Hedge funds were once the preserve of the very wealthy and particularly risk-hungry investor but now mainstream asset management houses are rushing to meet demand from traditional investors for alternative low-risk products.
While it is unlikely that hedge funds will be advertised on the London Underground, organisations such as Bank of Bermuda, Henderson, Schroder and HSBC have either set up or are in the process of setting up alternative vehicles offering low volatility and absolute returns.
Demand is being driven by recognition of the historically superior risk-adjusted performance achieved by the majority of hedge funds which follow such styles. The result is an industry which is estima-ted to be growing at between 20 and 25 per cent annually with around $385bn in assets worldwide and which is expected to reach £1trillion in the next few years.
A number of high-profile pension funds are among those raising their exposure to this asset class with, for example, Nestle's $4.1bn Swiss pension fund allocating 6 per cent to hedge funds.

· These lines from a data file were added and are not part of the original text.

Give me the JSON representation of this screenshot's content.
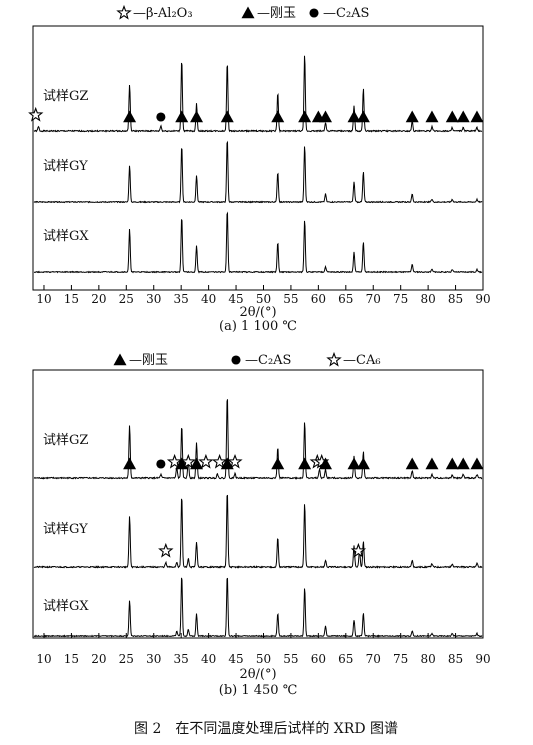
{
  "chart_data": [
    {
      "type": "line",
      "panel_label": "(a) 1 100 ℃",
      "legend": [
        {
          "marker": "star",
          "label": "—β-Al₂O₃"
        },
        {
          "marker": "triangle",
          "label": "—刚玉"
        },
        {
          "marker": "circle",
          "label": "—C₂AS"
        }
      ],
      "xlabel": "2θ/(°)",
      "xlim": [
        8,
        90
      ],
      "xticks": [
        10,
        15,
        20,
        25,
        30,
        35,
        40,
        45,
        50,
        55,
        60,
        65,
        70,
        75,
        80,
        85,
        90
      ],
      "series": [
        {
          "name": "试样GZ",
          "peaks": [
            [
              25.6,
              0.55
            ],
            [
              31.3,
              0.06
            ],
            [
              35.1,
              0.85
            ],
            [
              37.8,
              0.32
            ],
            [
              43.4,
              0.82
            ],
            [
              52.6,
              0.45
            ],
            [
              57.5,
              0.9
            ],
            [
              61.3,
              0.1
            ],
            [
              66.5,
              0.3
            ],
            [
              68.2,
              0.5
            ],
            [
              77.1,
              0.12
            ],
            [
              80.7,
              0.05
            ],
            [
              84.4,
              0.04
            ],
            [
              86.4,
              0.04
            ],
            [
              88.9,
              0.04
            ],
            [
              9.0,
              0.05
            ]
          ],
          "markers": [
            {
              "type": "star",
              "x": 8.5
            },
            {
              "type": "circle",
              "x": 31.3
            },
            {
              "type": "triangle",
              "x": 25.6
            },
            {
              "type": "triangle",
              "x": 35.1
            },
            {
              "type": "triangle",
              "x": 37.8
            },
            {
              "type": "triangle",
              "x": 43.4
            },
            {
              "type": "triangle",
              "x": 52.6
            },
            {
              "type": "triangle",
              "x": 57.5
            },
            {
              "type": "triangle",
              "x": 60.0
            },
            {
              "type": "triangle",
              "x": 61.3
            },
            {
              "type": "triangle",
              "x": 66.5
            },
            {
              "type": "triangle",
              "x": 68.2
            },
            {
              "type": "triangle",
              "x": 77.1
            },
            {
              "type": "triangle",
              "x": 80.7
            },
            {
              "type": "triangle",
              "x": 84.4
            },
            {
              "type": "triangle",
              "x": 86.4
            },
            {
              "type": "triangle",
              "x": 88.9
            }
          ]
        },
        {
          "name": "试样GY",
          "peaks": [
            [
              25.6,
              0.55
            ],
            [
              35.1,
              0.85
            ],
            [
              37.8,
              0.4
            ],
            [
              43.4,
              0.95
            ],
            [
              52.6,
              0.45
            ],
            [
              57.5,
              0.85
            ],
            [
              61.3,
              0.12
            ],
            [
              66.5,
              0.3
            ],
            [
              68.2,
              0.45
            ],
            [
              77.1,
              0.12
            ],
            [
              80.7,
              0.04
            ],
            [
              84.4,
              0.04
            ],
            [
              88.9,
              0.04
            ]
          ],
          "markers": []
        },
        {
          "name": "试样GX",
          "peaks": [
            [
              25.6,
              0.65
            ],
            [
              35.1,
              0.85
            ],
            [
              37.8,
              0.4
            ],
            [
              43.4,
              0.95
            ],
            [
              52.6,
              0.45
            ],
            [
              57.5,
              0.8
            ],
            [
              61.3,
              0.08
            ],
            [
              66.5,
              0.3
            ],
            [
              68.2,
              0.45
            ],
            [
              77.1,
              0.12
            ],
            [
              80.7,
              0.04
            ],
            [
              84.4,
              0.04
            ],
            [
              88.9,
              0.04
            ]
          ],
          "markers": []
        }
      ]
    },
    {
      "type": "line",
      "panel_label": "(b) 1 450 ℃",
      "legend": [
        {
          "marker": "triangle",
          "label": "—刚玉"
        },
        {
          "marker": "circle",
          "label": "—C₂AS"
        },
        {
          "marker": "star",
          "label": "—CA₆"
        }
      ],
      "xlabel": "2θ/(°)",
      "xlim": [
        8,
        90
      ],
      "xticks": [
        10,
        15,
        20,
        25,
        30,
        35,
        40,
        45,
        50,
        55,
        60,
        65,
        70,
        75,
        80,
        85,
        90
      ],
      "series": [
        {
          "name": "试样GZ",
          "peaks": [
            [
              25.6,
              0.6
            ],
            [
              31.3,
              0.04
            ],
            [
              34.2,
              0.12
            ],
            [
              35.1,
              0.6
            ],
            [
              36.3,
              0.2
            ],
            [
              37.8,
              0.4
            ],
            [
              41.6,
              0.05
            ],
            [
              43.4,
              0.95
            ],
            [
              44.8,
              0.05
            ],
            [
              52.6,
              0.35
            ],
            [
              57.5,
              0.65
            ],
            [
              60.2,
              0.1
            ],
            [
              61.3,
              0.1
            ],
            [
              66.5,
              0.25
            ],
            [
              68.2,
              0.3
            ],
            [
              77.1,
              0.08
            ],
            [
              80.7,
              0.04
            ],
            [
              84.4,
              0.04
            ],
            [
              86.4,
              0.04
            ],
            [
              88.9,
              0.04
            ]
          ],
          "markers": [
            {
              "type": "triangle",
              "x": 25.6
            },
            {
              "type": "circle",
              "x": 31.3
            },
            {
              "type": "star",
              "x": 33.8
            },
            {
              "type": "triangle",
              "x": 35.1
            },
            {
              "type": "star",
              "x": 36.3
            },
            {
              "type": "triangle",
              "x": 37.8
            },
            {
              "type": "star",
              "x": 39.5
            },
            {
              "type": "star",
              "x": 42.0
            },
            {
              "type": "triangle",
              "x": 43.4
            },
            {
              "type": "star",
              "x": 44.8
            },
            {
              "type": "triangle",
              "x": 52.6
            },
            {
              "type": "triangle",
              "x": 57.5
            },
            {
              "type": "star",
              "x": 59.8
            },
            {
              "type": "star",
              "x": 60.6
            },
            {
              "type": "triangle",
              "x": 61.3
            },
            {
              "type": "triangle",
              "x": 66.5
            },
            {
              "type": "triangle",
              "x": 68.2
            },
            {
              "type": "triangle",
              "x": 77.1
            },
            {
              "type": "triangle",
              "x": 80.7
            },
            {
              "type": "triangle",
              "x": 84.4
            },
            {
              "type": "triangle",
              "x": 86.4
            },
            {
              "type": "triangle",
              "x": 88.9
            }
          ]
        },
        {
          "name": "试样GY",
          "peaks": [
            [
              25.6,
              0.6
            ],
            [
              32.2,
              0.05
            ],
            [
              34.2,
              0.06
            ],
            [
              35.1,
              0.85
            ],
            [
              36.3,
              0.1
            ],
            [
              37.8,
              0.3
            ],
            [
              43.4,
              0.9
            ],
            [
              52.6,
              0.35
            ],
            [
              57.5,
              0.75
            ],
            [
              61.3,
              0.08
            ],
            [
              66.5,
              0.25
            ],
            [
              67.5,
              0.2
            ],
            [
              68.2,
              0.3
            ],
            [
              77.1,
              0.08
            ],
            [
              80.7,
              0.04
            ],
            [
              84.4,
              0.04
            ],
            [
              88.9,
              0.04
            ]
          ],
          "markers": [
            {
              "type": "star",
              "x": 32.2
            },
            {
              "type": "star",
              "x": 67.3
            }
          ]
        },
        {
          "name": "试样GX",
          "peaks": [
            [
              25.6,
              0.55
            ],
            [
              34.2,
              0.07
            ],
            [
              35.1,
              0.95
            ],
            [
              36.3,
              0.1
            ],
            [
              37.8,
              0.35
            ],
            [
              43.4,
              0.95
            ],
            [
              52.6,
              0.35
            ],
            [
              57.5,
              0.75
            ],
            [
              61.3,
              0.15
            ],
            [
              66.5,
              0.25
            ],
            [
              68.2,
              0.35
            ],
            [
              77.1,
              0.08
            ],
            [
              80.7,
              0.04
            ],
            [
              84.4,
              0.04
            ],
            [
              88.9,
              0.04
            ]
          ],
          "markers": []
        }
      ]
    }
  ],
  "caption": "图 2　在不同温度处理后试样的 XRD 图谱"
}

The characteristics of hedge funds as an asset class include strategies other than traditional long-only investment, an emphasis on absolute returns rather than comparison with any benchmark and some form of performance-related fee structure. A follow-on factor from the aversion to losing money in any period, including in market downturns, is a risk control process designed to reduce the volatility of returns.
Hedge funds are often perceived as utilising high levels of leverage but only a handful of managers follow this route and many will typically have a net exposure to the market of less than 100 per cent.
The range of strategies available to managers is extremely wide, with many employing niche or specialised techniques. The foremost are as follows:
Long/short equity hedge
This is perhaps the most traditional strategy, with managers buying undervalued securities and short selling those they consider overvalued. Exposure on both the long and short side can be varied so that funds can opt for either a market-directional or market-neutral bias.
This is the strategy for which the likes of George Soros became known and can be summarised as taking large, opportunistic and generally lever-aged bets on major macroeconomic events, for example, interest rate or currency movements worldwide. Returns can be spectacular but these are more than amply reflected in associated levels of volatility.
These include a broad range of sub-strategies but are generally characterised by consistent returns with low volatility. Often they have an absolute target of between 10 and 15 per cent year-on-year and tend not to be dependent on the direction of financial markets.
Also known as relative value, these incorporate merger or convertible bond arbitrage, mortgage-backed securities or futures and options strategies.
These invest in announced corporate takeovers and similar corporate restructuring.
These focus on the purchase of securities of companies in reorganisation – usually their debt – and often the active participation by the hedge fund manager in the reorganisation process itself.
Consists of the sale of borrowed securities considered overvalued in anticipation of repurchasing them for a profit at lower prices.
One of the drivers of the change in philosophy for hedge funds is the fact that the bull run of the past few years has not necessarily been a comfortable ride, characterised by increased volatility and often very narrow markets. Indeed, much of the rise in the S&P 500 index can be attributed to as few as a dozen stocks.
Meanwhile, as global markets come to terms with a rising interest rate environment and the apparent end (for now) of the boom in technology, media and telecoms, investors are looking for ways to protect their gains.
Hedge funds have come to be seen as a fourth asset class, providing additional diversification and the reassurance that historically they have offered a significant level of capital protection in falling markets.
Managers must be evaluated both quantitatively and qualitatively since selection is crucial to performance. However, lack of transparency, particularly compared with mutual funds, can prove difficult for investors. Other factors that investors must moni-tor include the risk management process, the degree of liquidity and leverage in a fund and personnel risk and asset growth risk.
The level of required due diligence is not only greater but also continuous with regular contact and onsite visits made to managers. The complexity of the monitoring process is such that many investors are turning to funds of funds where this process is undertaken by banks or investment management houses which have the necessary expertise.
Fund-of-fund and multi-manager structures have many advantages. They incorporate in a single portfolio a number of hedge fund managers and can focus on a single strategy or diversify across a variety. The mix is determined by a fund's desired level of return and acceptable risk parameters.
Funds of funds can be accessed for as little as $10,000 which is much less than the majority of single-manager hedge funds which traditionally have minimum subscriptions of anywhere between $500,000 and $10m.
Investors in a fund of funds can receive consistent results with reduced volatility as well as a reduction in the possib-ility of total capital loss. If the performance of a single manager falls off, investors are insulated by virtue of diver-sification. Added to this is the fact that return streams can be structured so as to be non-correlated with equity or bond markets.
Funds of funds overcome the issue of closure since they are already invested and simply raise or lower their existing allocation.